Distributionally robust learning for multisource unsupervised domain adaptation
提出一种分布鲁棒模型,利用多个有标签源域和无标签目标域数据,通过加权平均源域条件结果模型并加入偏差校正,提升目标域泛化能力,适用于随机森林、提升法、神经网络等算法。
Empirical risk minimization often performs poorly when the distribution of the target domain differs from those of the source domains. To address such potential distributional shifts, we develop an unsupervised domain adaptation approach that leverages labeled data from multiple source domains and unlabeled data from the target domain. We introduce a distributionally robust model that optimizes an adversarial reward based on explained variance across a class of target distributions, ensuring generalization to the target domain. We show that the proposed robust model is a weighted average of conditional outcome models from the source domains.
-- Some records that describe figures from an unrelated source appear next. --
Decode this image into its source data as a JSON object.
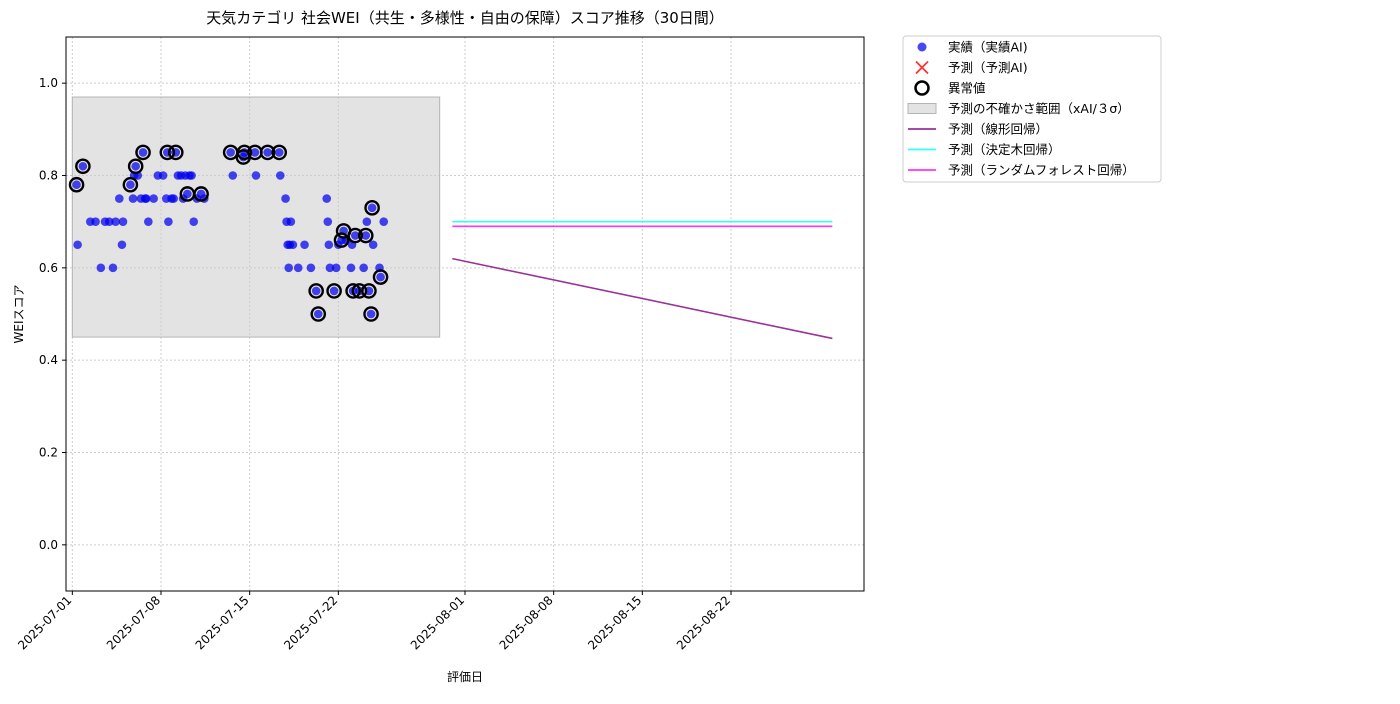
{
  "chart_data": {
    "type": "scatter",
    "title": "天気カテゴリ 社会WEI（共生・多様性・自由の保障）スコア推移（30日間）",
    "xlabel": "評価日",
    "ylabel": "WEIスコア",
    "x_type": "date",
    "xlim": [
      "2025-06-30T12:00",
      "2025-09-01T12:00"
    ],
    "ylim": [
      -0.1,
      1.1
    ],
    "x_ticks": [
      "2025-07-01",
      "2025-07-08",
      "2025-07-15",
      "2025-07-22",
      "2025-08-01",
      "2025-08-08",
      "2025-08-15",
      "2025-08-22"
    ],
    "y_ticks": [
      "0.0",
      "0.2",
      "0.4",
      "0.6",
      "0.8",
      "1.0"
    ],
    "grid": true,
    "legend_position": "outside-top-right",
    "colors": {
      "actual": "#0000ee",
      "predicted_marker": "#ff3333",
      "anomaly_ring": "#000000",
      "uncertainty_band": "#cccccc",
      "linear": "#993399",
      "decision_tree": "#33ffff",
      "random_forest": "#ff33ff"
    },
    "legend": [
      {
        "key": "actual",
        "label": "実績（実績AI)"
      },
      {
        "key": "predicted",
        "label": "予測（予測AI)"
      },
      {
        "key": "anomaly",
        "label": "異常値"
      },
      {
        "key": "band",
        "label": "予測の不確かさ範囲（xAI/３σ）"
      },
      {
        "key": "linear",
        "label": "予測（線形回帰）"
      },
      {
        "key": "decision_tree",
        "label": "予測（決定木回帰）"
      },
      {
        "key": "random_forest",
        "label": "予測（ランダムフォレスト回帰）"
      }
    ],
    "uncertainty_band": {
      "x": [
        "2025-07-01",
        "2025-07-30"
      ],
      "y": [
        0.45,
        0.97
      ]
    },
    "series": [
      {
        "name": "実績（実績AI)",
        "kind": "scatter",
        "points": [
          [
            "2025-07-01T08:00",
            0.78
          ],
          [
            "2025-07-01T10:00",
            0.65
          ],
          [
            "2025-07-01T20:00",
            0.82
          ],
          [
            "2025-07-02T10:00",
            0.7
          ],
          [
            "2025-07-02T20:00",
            0.7
          ],
          [
            "2025-07-03T06:00",
            0.6
          ],
          [
            "2025-07-03T14:00",
            0.7
          ],
          [
            "2025-07-03T22:00",
            0.7
          ],
          [
            "2025-07-04T05:00",
            0.6
          ],
          [
            "2025-07-04T10:00",
            0.7
          ],
          [
            "2025-07-04T17:00",
            0.75
          ],
          [
            "2025-07-04T22:00",
            0.65
          ],
          [
            "2025-07-05T00:00",
            0.7
          ],
          [
            "2025-07-05T14:00",
            0.78
          ],
          [
            "2025-07-05T19:00",
            0.75
          ],
          [
            "2025-07-05T21:00",
            0.8
          ],
          [
            "2025-07-06T00:00",
            0.82
          ],
          [
            "2025-07-06T04:00",
            0.8
          ],
          [
            "2025-07-06T10:00",
            0.75
          ],
          [
            "2025-07-06T14:00",
            0.85
          ],
          [
            "2025-07-06T18:00",
            0.75
          ],
          [
            "2025-07-06T20:00",
            0.75
          ],
          [
            "2025-07-07T00:00",
            0.7
          ],
          [
            "2025-07-07T10:00",
            0.75
          ],
          [
            "2025-07-07T18:00",
            0.8
          ],
          [
            "2025-07-08T04:00",
            0.8
          ],
          [
            "2025-07-08T10:00",
            0.75
          ],
          [
            "2025-07-08T12:00",
            0.85
          ],
          [
            "2025-07-08T14:00",
            0.7
          ],
          [
            "2025-07-08T20:00",
            0.75
          ],
          [
            "2025-07-09T00:00",
            0.75
          ],
          [
            "2025-07-09T04:00",
            0.85
          ],
          [
            "2025-07-09T08:00",
            0.8
          ],
          [
            "2025-07-09T14:00",
            0.8
          ],
          [
            "2025-07-09T18:00",
            0.75
          ],
          [
            "2025-07-09T22:00",
            0.8
          ],
          [
            "2025-07-10T02:00",
            0.76
          ],
          [
            "2025-07-10T06:00",
            0.8
          ],
          [
            "2025-07-10T10:00",
            0.8
          ],
          [
            "2025-07-10T14:00",
            0.7
          ],
          [
            "2025-07-10T20:00",
            0.75
          ],
          [
            "2025-07-11T04:00",
            0.76
          ],
          [
            "2025-07-11T10:00",
            0.75
          ],
          [
            "2025-07-13T12:00",
            0.85
          ],
          [
            "2025-07-13T16:00",
            0.8
          ],
          [
            "2025-07-14T12:00",
            0.84
          ],
          [
            "2025-07-14T14:00",
            0.85
          ],
          [
            "2025-07-15T10:00",
            0.85
          ],
          [
            "2025-07-15T12:00",
            0.8
          ],
          [
            "2025-07-16T10:00",
            0.85
          ],
          [
            "2025-07-17T08:00",
            0.85
          ],
          [
            "2025-07-17T10:00",
            0.8
          ],
          [
            "2025-07-17T20:00",
            0.75
          ],
          [
            "2025-07-17T22:00",
            0.7
          ],
          [
            "2025-07-18T00:00",
            0.65
          ],
          [
            "2025-07-18T02:00",
            0.6
          ],
          [
            "2025-07-18T04:00",
            0.65
          ],
          [
            "2025-07-18T06:00",
            0.7
          ],
          [
            "2025-07-18T10:00",
            0.65
          ],
          [
            "2025-07-18T20:00",
            0.6
          ],
          [
            "2025-07-19T08:00",
            0.65
          ],
          [
            "2025-07-19T20:00",
            0.6
          ],
          [
            "2025-07-20T06:00",
            0.55
          ],
          [
            "2025-07-20T10:00",
            0.5
          ],
          [
            "2025-07-21T02:00",
            0.75
          ],
          [
            "2025-07-21T04:00",
            0.7
          ],
          [
            "2025-07-21T06:00",
            0.65
          ],
          [
            "2025-07-21T08:00",
            0.6
          ],
          [
            "2025-07-21T16:00",
            0.55
          ],
          [
            "2025-07-21T20:00",
            0.6
          ],
          [
            "2025-07-22T00:00",
            0.65
          ],
          [
            "2025-07-22T06:00",
            0.66
          ],
          [
            "2025-07-22T10:00",
            0.68
          ],
          [
            "2025-07-22T14:00",
            0.66
          ],
          [
            "2025-07-23T00:00",
            0.6
          ],
          [
            "2025-07-23T02:00",
            0.65
          ],
          [
            "2025-07-23T04:00",
            0.55
          ],
          [
            "2025-07-23T08:00",
            0.67
          ],
          [
            "2025-07-23T16:00",
            0.55
          ],
          [
            "2025-07-24T00:00",
            0.6
          ],
          [
            "2025-07-24T04:00",
            0.67
          ],
          [
            "2025-07-24T06:00",
            0.7
          ],
          [
            "2025-07-24T10:00",
            0.55
          ],
          [
            "2025-07-24T14:00",
            0.5
          ],
          [
            "2025-07-24T16:00",
            0.73
          ],
          [
            "2025-07-24T18:00",
            0.65
          ],
          [
            "2025-07-25T06:00",
            0.6
          ],
          [
            "2025-07-25T08:00",
            0.58
          ],
          [
            "2025-07-25T14:00",
            0.7
          ]
        ]
      },
      {
        "name": "異常値",
        "kind": "anomaly",
        "points": [
          [
            "2025-07-01T08:00",
            0.78
          ],
          [
            "2025-07-01T20:00",
            0.82
          ],
          [
            "2025-07-05T14:00",
            0.78
          ],
          [
            "2025-07-06T00:00",
            0.82
          ],
          [
            "2025-07-06T14:00",
            0.85
          ],
          [
            "2025-07-08T12:00",
            0.85
          ],
          [
            "2025-07-09T04:00",
            0.85
          ],
          [
            "2025-07-10T02:00",
            0.76
          ],
          [
            "2025-07-11T04:00",
            0.76
          ],
          [
            "2025-07-13T12:00",
            0.85
          ],
          [
            "2025-07-14T12:00",
            0.84
          ],
          [
            "2025-07-14T14:00",
            0.85
          ],
          [
            "2025-07-15T10:00",
            0.85
          ],
          [
            "2025-07-16T10:00",
            0.85
          ],
          [
            "2025-07-17T08:00",
            0.85
          ],
          [
            "2025-07-20T06:00",
            0.55
          ],
          [
            "2025-07-20T10:00",
            0.5
          ],
          [
            "2025-07-21T16:00",
            0.55
          ],
          [
            "2025-07-22T06:00",
            0.66
          ],
          [
            "2025-07-22T10:00",
            0.68
          ],
          [
            "2025-07-23T04:00",
            0.55
          ],
          [
            "2025-07-23T08:00",
            0.67
          ],
          [
            "2025-07-23T16:00",
            0.55
          ],
          [
            "2025-07-24T04:00",
            0.67
          ],
          [
            "2025-07-24T10:00",
            0.55
          ],
          [
            "2025-07-24T14:00",
            0.5
          ],
          [
            "2025-07-24T16:00",
            0.73
          ],
          [
            "2025-07-25T08:00",
            0.58
          ]
        ]
      },
      {
        "name": "予測（線形回帰）",
        "kind": "line",
        "points": [
          [
            "2025-07-31",
            0.62
          ],
          [
            "2025-08-30",
            0.447
          ]
        ]
      },
      {
        "name": "予測（決定木回帰）",
        "kind": "line",
        "points": [
          [
            "2025-07-31",
            0.7
          ],
          [
            "2025-08-30",
            0.7
          ]
        ]
      },
      {
        "name": "予測（ランダムフォレスト回帰）",
        "kind": "line",
        "points": [
          [
            "2025-07-31",
            0.69
          ],
          [
            "2025-08-30",
            0.69
          ]
        ]
      }
    ]
  }
}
This formulation allows us to compute the robust model through the aggregation of source models, which can be estimated using various machine learning algorithms of the user’s choice such as random forests, boosting and neural networks. Additionally, we introduce a bias-correction step to obtain a more accurate aggregation weight, which is effective for various machine learning algorithms. Our framework can be interpreted as a distributionally robust federated learning approach that satisfies privacy constraints while providing insights into the importance of each source for prediction on the target domain. The performance of our method is evaluated on both simulated and real data.